From theory to practice
In 2016, Carlo Gatti, Gabriele Saleh (researcher at MIPT’s Laboratory of Computer Design of Materials) and Leonardo Lo Presti of the University of Milan demonstrated yet another use of the Bader-Gatti approach for studying chemical bonding directly from experimental results. For the analysis, they used data obtained previously by European and Australian scientists in X-ray and neutron diffraction experiments on samples of benzene, naphthalene and other compounds. In these experiments X-ray beam is directed onto a sample and once it passes through it, it is diffracted. By looking at how this diffraction occurs and in which direction particles are deflected, scientists are able to make conclusions about the distribution of electrons within a crystal under study – this distribution is described using the concept of electron density.
In their paper, the researchers note that the results – presented in the form of X-ray diffraction derived electron density of molecules – allow the Bader-Gatti model to be used to describe the subtle effects associated with electron delocalization in organic molecular crystals. The experimental data is fully consistent with the results of ab initio numerical modelling – based on the fundamental laws of quantum mechanics.
In some cases, electrons within molecules or crystals cannot be related to a particular bond or atom. They belong to the structure as a whole and are called “delocalized electrons”. These particles play a key role in the formation of certain molecules and their behaviour can only be described using the principles of quantum chemistry – e.g. electrons forming a ring in a molecule of benzene or its derivatives.
The modelling of molecules and crystals is important both from a theoretical and from a practical point of view.

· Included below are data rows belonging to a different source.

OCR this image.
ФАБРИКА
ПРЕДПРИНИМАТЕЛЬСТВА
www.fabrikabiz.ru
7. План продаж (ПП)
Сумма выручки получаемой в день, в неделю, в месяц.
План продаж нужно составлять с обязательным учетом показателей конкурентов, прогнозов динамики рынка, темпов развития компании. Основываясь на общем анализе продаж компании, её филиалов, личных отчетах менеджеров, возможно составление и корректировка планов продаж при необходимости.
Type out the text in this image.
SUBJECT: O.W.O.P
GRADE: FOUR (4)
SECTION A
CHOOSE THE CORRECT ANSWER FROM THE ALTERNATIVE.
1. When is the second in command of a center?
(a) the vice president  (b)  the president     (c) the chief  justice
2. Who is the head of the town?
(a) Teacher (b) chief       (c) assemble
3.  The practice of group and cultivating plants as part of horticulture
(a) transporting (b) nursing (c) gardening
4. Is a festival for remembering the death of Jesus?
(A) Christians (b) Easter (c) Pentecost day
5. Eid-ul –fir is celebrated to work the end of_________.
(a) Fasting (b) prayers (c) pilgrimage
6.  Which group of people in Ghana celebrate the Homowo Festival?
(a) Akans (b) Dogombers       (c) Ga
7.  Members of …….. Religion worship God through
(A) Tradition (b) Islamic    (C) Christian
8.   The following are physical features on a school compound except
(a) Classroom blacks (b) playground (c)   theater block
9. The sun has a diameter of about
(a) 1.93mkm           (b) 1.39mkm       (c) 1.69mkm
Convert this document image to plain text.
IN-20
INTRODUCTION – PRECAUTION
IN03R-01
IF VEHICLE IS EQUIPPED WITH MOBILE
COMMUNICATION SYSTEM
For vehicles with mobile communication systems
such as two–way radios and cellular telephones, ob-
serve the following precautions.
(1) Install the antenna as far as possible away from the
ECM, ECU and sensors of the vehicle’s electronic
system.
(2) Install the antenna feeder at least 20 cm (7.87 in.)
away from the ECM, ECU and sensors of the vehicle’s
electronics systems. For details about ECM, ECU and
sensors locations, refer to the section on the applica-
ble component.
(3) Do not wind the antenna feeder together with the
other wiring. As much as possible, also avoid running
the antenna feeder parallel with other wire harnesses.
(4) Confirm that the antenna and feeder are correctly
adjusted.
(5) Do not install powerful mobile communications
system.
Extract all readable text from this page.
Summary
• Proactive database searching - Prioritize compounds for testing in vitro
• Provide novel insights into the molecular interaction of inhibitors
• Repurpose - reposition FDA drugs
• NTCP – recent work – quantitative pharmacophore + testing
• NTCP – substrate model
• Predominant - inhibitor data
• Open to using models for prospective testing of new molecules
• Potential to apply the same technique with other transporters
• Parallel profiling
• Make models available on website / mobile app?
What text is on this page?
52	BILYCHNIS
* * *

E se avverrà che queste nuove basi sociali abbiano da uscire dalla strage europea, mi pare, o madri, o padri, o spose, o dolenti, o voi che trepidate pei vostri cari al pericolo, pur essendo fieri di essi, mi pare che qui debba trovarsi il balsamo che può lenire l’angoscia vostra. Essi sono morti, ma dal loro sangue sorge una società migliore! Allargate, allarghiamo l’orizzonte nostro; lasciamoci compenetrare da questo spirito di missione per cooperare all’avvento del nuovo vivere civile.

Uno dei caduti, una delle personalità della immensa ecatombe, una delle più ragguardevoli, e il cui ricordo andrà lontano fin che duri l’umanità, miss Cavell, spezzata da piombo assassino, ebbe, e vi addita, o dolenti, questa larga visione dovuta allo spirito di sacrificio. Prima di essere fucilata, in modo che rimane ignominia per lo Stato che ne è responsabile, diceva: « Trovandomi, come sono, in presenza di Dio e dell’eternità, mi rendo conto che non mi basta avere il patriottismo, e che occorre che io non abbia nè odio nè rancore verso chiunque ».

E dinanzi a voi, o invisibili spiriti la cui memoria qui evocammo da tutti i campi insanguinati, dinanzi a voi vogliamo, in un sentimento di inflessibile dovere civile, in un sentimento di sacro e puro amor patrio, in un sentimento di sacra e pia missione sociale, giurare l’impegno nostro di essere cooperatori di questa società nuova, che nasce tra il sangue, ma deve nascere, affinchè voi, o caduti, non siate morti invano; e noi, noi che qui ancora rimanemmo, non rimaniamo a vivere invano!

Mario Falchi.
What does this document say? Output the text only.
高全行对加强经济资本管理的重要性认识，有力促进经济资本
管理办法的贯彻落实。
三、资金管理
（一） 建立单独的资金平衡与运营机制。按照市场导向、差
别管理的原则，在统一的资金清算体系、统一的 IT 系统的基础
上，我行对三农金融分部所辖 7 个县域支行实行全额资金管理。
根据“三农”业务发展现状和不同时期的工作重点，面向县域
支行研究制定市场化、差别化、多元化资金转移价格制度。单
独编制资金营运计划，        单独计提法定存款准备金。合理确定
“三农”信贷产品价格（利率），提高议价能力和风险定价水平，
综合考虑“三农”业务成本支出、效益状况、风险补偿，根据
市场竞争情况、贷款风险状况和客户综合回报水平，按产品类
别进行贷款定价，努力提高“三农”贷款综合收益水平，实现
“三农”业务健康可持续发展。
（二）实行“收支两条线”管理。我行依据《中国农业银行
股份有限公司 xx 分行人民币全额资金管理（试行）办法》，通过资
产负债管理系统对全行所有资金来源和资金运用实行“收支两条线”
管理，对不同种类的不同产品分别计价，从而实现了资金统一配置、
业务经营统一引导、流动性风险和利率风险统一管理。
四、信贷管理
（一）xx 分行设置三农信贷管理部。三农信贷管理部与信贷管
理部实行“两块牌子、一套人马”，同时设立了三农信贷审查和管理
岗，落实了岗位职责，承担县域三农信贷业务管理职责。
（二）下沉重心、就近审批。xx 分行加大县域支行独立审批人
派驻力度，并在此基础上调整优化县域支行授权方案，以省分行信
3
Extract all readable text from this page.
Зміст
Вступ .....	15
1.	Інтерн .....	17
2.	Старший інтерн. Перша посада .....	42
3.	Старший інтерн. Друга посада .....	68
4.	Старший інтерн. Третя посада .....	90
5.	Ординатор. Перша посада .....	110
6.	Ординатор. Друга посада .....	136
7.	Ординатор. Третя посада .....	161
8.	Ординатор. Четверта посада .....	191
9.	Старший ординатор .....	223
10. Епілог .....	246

Detailed knowledge of how electrons are distributed within a subject under study will enable scientists to understand the properties of the substance as a whole; and this information is also needed when calculating interactions between molecules themselves. Data on electron density is of paramount importance to help discover new drugs (to identify exactly which molecules can reach a target protein and react with it), and to calculate the characteristics of materials formed by various molecules.
Among the prospects for further research, there are not only studies about the density of electrons, but also their spins – characteristics which determine the magnetic properties of a material.
The use of methods of quantum mechanics is increasingly blurring the boundary between scientific disciplines, and issues related to the chemistry of compounds are gradually moving into the field of physics and computational mathematics.